16/10/2022
Schlingerkurs im Kellerduell führt nicht ins Ziel
Auf den Tag genau vor einem Jahr besiegte das ESC Dresden Regionalliga-Team an gleicher Stelle unseren ELV mit 5:4. Das sollte diesmal anders werden, zumindest nach den Plänen von Cheftrainer Jens Schwabe, der vor der Saison Platz 4 als realistisches Ziel ausgegeben hatte. Nach Abpfiff der heutigen Partie mussten resignierte Tornados und Gästefans feststellen, dass das gesteckte Ziel wohl auch in dieser Saison leider ein Wunschtraum bleiben wird.
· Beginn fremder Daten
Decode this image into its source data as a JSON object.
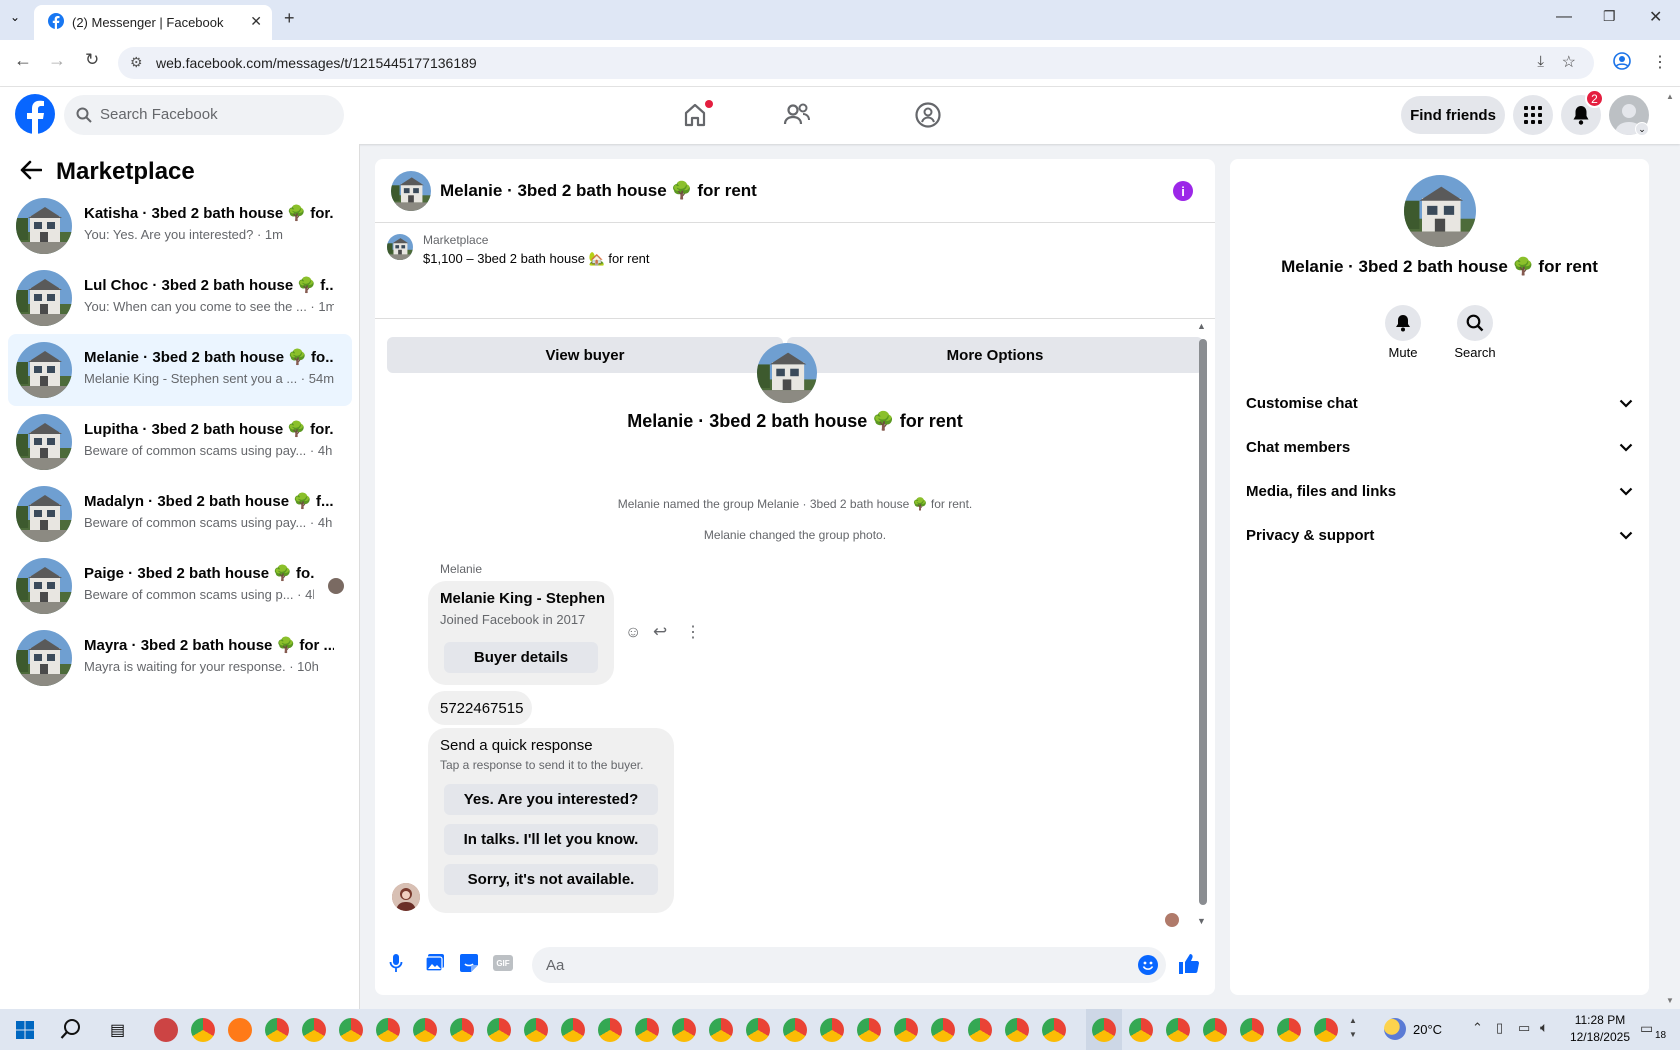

Die 22. Pflichtspielniederlage in Folge rückt die Trainerfrage zumindest aus unserer Sicht unvermeidlich in den Fokus, auch wenn das Thema vereinsseitig bisher immer ausgeschlossen wurde.
Der 1. Abschnitt in Dresden war keine Augenweide. Beide Clubs zeigten sich in schwacher Form und bestätigten damit ihren aktuellen Tabellenplatz. Niesky mit vielen Fehlern in der Abwehr, fand einfach nicht zu einem geordneten Zusammenspiel. Pässe kamen nicht an und Lücken nutzten die jungen Eislöwen, um für wenig Gefahr vor dem Tor von Lars Morawitz zu sorgen. Der 2:1 Pausenstand spiegelte in etwa die Kräfteverhältnisse wieder. Bertholdt (4. ÜZ) und Caloun (15. ÜZ) für die Hausherren sowie Philip Riedel (12. UZ) hießen die Torschützen. Riedel profitierte dabei von einem Fehlpass von ESC-Keeper Stula, der im Herauslaufen die Scheibe unserer cleveren Nr. 72 vor die Füße legte.
Ins Mitteldrittel starteten unsere Blau-Gelben mit viel Druck. Ein jetzt deutliches Chancenplus machte sich jedoch zunächst ergebnistechnisch nicht bezahlt. Im Gegenteil - Dresden erhöhte weiter bis auf 5:2 durch Rebizov 28., Ullrich 28. und Hänsel 33. ÜZ. bei einem Gegentreffer von David Vatter (30.).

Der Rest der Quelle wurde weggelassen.